Von Dario Herzog

Nun ist es raus: Es wird eine neue Partei geben. Eine? Oder gleich zwei? Langsam, langsam! Etwa jeder fünfte stimmberechtigte Bürger könnte sich einer Umfrage zufolge grundsätzlich vorstellen, eine neue Partei unter Federführung von Sahra Wagenknecht zu wählen. Den meisten Zuspruch könnte sie wohl von Anhängern der Linkspartei erwarten, heißt es. Das würde den parlamentarischen Tod der umbenannten SED bedeuten – eine erfreuliche Nachricht für alle, die rechts der Linkspartei stehen.

Peinliche Linkspartei
Es ist schon peinlich, wie die Linkspartei trotz der viel diskutierten Gründungsabsichten von Wagenknecht, die von medialer Seite regelrecht hochgeschrieben werden, am Nasenring vorgeführt wird. Kein Wunder, wenn noch drei Abgeordnete die Bundestagsfraktion der Linkspartei verlassen, würde aus der Fraktion eine Gruppe.

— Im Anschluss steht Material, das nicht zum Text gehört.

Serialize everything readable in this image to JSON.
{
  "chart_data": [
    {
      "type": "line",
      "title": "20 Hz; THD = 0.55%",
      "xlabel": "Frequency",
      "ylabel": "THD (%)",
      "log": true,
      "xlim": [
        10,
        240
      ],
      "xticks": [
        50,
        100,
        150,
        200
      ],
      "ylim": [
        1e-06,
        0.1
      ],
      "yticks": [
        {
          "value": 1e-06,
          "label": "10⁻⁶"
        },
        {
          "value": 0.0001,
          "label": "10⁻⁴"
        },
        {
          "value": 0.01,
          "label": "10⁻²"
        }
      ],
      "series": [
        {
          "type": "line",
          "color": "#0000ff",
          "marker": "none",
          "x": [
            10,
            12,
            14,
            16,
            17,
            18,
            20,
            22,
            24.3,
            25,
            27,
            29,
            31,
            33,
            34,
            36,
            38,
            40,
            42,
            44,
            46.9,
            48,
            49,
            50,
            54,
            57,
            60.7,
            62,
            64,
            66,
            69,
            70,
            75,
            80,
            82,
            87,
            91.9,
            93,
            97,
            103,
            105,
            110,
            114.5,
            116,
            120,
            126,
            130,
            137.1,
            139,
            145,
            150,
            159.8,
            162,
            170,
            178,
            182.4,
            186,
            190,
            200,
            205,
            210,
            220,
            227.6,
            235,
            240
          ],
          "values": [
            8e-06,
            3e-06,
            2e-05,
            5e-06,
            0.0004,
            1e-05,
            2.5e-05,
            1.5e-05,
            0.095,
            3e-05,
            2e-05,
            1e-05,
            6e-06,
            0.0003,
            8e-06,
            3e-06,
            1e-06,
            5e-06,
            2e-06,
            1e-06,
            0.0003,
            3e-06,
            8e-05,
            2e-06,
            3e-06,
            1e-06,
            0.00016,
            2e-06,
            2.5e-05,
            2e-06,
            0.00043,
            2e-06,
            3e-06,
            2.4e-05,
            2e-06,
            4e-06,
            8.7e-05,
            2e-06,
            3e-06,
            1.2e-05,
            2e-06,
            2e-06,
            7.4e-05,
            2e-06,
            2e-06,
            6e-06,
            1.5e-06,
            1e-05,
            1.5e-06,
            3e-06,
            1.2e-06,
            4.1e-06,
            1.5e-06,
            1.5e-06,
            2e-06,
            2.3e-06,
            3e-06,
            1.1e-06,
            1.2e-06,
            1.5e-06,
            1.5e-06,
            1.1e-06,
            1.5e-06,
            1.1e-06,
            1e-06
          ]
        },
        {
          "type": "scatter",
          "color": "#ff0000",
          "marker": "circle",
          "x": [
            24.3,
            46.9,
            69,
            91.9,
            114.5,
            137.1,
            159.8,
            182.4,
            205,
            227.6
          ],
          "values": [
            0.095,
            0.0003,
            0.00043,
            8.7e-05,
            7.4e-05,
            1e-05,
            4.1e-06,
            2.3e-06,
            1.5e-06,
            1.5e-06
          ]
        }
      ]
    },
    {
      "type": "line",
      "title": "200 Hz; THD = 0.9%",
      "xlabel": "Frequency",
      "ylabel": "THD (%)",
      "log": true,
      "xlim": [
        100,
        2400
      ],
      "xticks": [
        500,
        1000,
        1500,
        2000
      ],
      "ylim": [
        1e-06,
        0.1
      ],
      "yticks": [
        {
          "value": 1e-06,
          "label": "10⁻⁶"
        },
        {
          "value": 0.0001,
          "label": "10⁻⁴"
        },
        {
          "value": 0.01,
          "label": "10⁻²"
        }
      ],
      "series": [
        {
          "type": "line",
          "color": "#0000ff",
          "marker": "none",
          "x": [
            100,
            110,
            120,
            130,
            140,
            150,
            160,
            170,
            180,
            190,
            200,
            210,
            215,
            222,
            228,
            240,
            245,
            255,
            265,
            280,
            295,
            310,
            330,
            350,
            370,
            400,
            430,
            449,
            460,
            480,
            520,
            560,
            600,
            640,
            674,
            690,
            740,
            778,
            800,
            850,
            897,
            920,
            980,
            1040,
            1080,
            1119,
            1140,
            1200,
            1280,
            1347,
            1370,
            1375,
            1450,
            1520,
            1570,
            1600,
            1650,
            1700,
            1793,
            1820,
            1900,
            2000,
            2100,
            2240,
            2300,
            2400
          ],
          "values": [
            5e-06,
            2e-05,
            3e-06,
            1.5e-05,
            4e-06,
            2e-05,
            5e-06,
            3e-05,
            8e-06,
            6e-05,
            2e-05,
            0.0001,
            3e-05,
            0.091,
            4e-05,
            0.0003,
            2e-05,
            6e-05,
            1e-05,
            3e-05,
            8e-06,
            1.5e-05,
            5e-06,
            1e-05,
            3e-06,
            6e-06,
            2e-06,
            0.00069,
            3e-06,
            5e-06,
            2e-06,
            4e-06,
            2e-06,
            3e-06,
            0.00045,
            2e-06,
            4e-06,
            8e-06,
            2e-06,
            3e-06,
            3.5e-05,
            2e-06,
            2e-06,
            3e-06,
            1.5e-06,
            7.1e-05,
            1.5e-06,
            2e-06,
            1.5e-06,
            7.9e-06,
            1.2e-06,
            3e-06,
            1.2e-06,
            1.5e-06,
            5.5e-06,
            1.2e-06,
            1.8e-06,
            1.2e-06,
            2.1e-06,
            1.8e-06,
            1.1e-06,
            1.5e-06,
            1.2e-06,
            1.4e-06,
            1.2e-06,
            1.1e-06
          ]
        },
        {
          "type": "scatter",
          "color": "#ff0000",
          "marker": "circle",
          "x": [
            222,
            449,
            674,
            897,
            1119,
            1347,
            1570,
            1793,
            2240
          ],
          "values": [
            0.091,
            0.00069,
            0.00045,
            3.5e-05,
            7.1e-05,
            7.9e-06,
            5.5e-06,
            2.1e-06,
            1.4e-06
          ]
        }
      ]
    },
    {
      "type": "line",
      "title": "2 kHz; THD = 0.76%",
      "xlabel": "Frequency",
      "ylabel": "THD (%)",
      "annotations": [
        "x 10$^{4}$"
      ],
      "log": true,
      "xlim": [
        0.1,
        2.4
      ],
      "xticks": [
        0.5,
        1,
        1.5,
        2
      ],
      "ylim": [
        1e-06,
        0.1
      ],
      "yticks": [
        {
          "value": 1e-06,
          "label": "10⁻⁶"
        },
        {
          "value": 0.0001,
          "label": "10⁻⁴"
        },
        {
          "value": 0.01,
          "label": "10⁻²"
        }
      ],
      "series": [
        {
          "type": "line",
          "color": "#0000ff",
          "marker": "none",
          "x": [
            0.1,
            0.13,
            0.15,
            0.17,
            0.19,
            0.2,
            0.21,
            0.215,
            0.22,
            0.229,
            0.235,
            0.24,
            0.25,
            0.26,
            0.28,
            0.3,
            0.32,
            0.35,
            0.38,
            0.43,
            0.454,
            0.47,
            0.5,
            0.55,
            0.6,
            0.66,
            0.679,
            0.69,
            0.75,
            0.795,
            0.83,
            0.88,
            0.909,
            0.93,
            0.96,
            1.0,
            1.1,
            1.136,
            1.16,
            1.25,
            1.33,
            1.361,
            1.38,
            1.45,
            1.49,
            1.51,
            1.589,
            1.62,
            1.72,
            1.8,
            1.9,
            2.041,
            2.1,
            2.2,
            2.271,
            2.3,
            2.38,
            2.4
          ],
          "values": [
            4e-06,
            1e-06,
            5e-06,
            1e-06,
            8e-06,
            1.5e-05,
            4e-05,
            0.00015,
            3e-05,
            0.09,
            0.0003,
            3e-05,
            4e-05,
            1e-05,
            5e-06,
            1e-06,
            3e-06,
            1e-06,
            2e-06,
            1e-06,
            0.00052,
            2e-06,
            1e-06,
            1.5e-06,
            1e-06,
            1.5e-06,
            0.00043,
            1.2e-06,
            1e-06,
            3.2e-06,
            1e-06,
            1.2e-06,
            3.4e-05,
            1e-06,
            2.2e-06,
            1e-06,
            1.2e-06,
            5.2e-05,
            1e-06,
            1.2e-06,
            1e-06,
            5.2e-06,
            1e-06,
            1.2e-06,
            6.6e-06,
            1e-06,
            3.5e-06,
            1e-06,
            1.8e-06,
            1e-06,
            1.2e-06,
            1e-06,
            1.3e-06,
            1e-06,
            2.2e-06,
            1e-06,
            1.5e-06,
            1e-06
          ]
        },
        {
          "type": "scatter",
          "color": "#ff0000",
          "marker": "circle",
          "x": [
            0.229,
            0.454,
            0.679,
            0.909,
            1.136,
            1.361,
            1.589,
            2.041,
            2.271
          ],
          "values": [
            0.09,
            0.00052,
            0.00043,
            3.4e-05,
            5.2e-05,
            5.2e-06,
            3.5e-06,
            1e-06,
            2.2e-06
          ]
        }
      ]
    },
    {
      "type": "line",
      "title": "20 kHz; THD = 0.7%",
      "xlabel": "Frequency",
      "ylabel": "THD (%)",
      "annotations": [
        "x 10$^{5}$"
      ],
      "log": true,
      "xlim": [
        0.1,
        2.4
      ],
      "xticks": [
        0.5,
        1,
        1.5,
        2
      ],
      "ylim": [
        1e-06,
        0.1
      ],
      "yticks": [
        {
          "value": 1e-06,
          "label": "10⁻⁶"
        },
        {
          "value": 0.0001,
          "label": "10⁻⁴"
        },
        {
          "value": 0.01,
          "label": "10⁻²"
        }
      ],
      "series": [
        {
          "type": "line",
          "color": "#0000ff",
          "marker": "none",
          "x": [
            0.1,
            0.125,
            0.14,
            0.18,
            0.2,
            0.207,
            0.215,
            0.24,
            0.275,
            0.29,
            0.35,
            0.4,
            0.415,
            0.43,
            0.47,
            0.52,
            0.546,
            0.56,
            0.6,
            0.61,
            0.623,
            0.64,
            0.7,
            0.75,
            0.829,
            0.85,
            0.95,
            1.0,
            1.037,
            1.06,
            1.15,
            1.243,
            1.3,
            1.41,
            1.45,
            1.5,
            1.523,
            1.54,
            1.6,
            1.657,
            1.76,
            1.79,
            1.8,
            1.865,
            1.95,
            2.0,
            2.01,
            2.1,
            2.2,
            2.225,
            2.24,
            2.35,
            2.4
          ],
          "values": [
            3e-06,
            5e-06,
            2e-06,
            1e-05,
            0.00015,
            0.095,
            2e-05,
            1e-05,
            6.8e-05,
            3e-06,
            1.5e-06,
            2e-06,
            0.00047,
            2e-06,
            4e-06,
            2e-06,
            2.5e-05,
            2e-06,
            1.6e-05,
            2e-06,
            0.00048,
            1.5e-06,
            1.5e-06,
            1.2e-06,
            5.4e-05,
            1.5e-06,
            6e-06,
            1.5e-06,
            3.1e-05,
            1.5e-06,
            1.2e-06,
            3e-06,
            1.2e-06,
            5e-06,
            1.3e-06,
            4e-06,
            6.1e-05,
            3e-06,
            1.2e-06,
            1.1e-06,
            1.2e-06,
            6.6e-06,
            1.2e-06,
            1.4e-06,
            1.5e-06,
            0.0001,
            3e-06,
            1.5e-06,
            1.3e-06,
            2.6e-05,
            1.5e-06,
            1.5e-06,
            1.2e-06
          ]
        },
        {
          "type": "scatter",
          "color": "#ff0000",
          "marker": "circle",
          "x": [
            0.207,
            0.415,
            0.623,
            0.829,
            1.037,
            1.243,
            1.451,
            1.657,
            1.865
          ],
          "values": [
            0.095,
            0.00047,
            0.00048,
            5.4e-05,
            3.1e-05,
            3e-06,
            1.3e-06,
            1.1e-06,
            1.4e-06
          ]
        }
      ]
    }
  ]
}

Und eine solche hätte gegenüber einer Fraktion nur bescheidene parlamentarische Rechte. Zudem würde die Gruppe auch weniger Mittel zur Verfügung haben – das heißt: ein erheblicher Teil des Personals müsste eingespart werden. Erfreuliche Aussichten! Aber was in den Medien der Systempresse nicht thematisiert wird, ist für die Gesäßgeographie des parlamentarischen Systems weitaus interessanter. Die Linkspartei würde insgesamt geschwächt, dadurch zahlreiche ihrer Landesverbände ebenso und folglich könnten diese für Dreier-Koalitionen auf Landesebene nicht mehr zur Verfügung stehen. Auch im Bund könnte Rot-Grün nicht damit kokettieren, zur Not mit der Linkspartei anstatt mit der FDP zu koalieren. Das Demokratie-Hütchenspiel hätte zumindest eine bisherige Partei weniger.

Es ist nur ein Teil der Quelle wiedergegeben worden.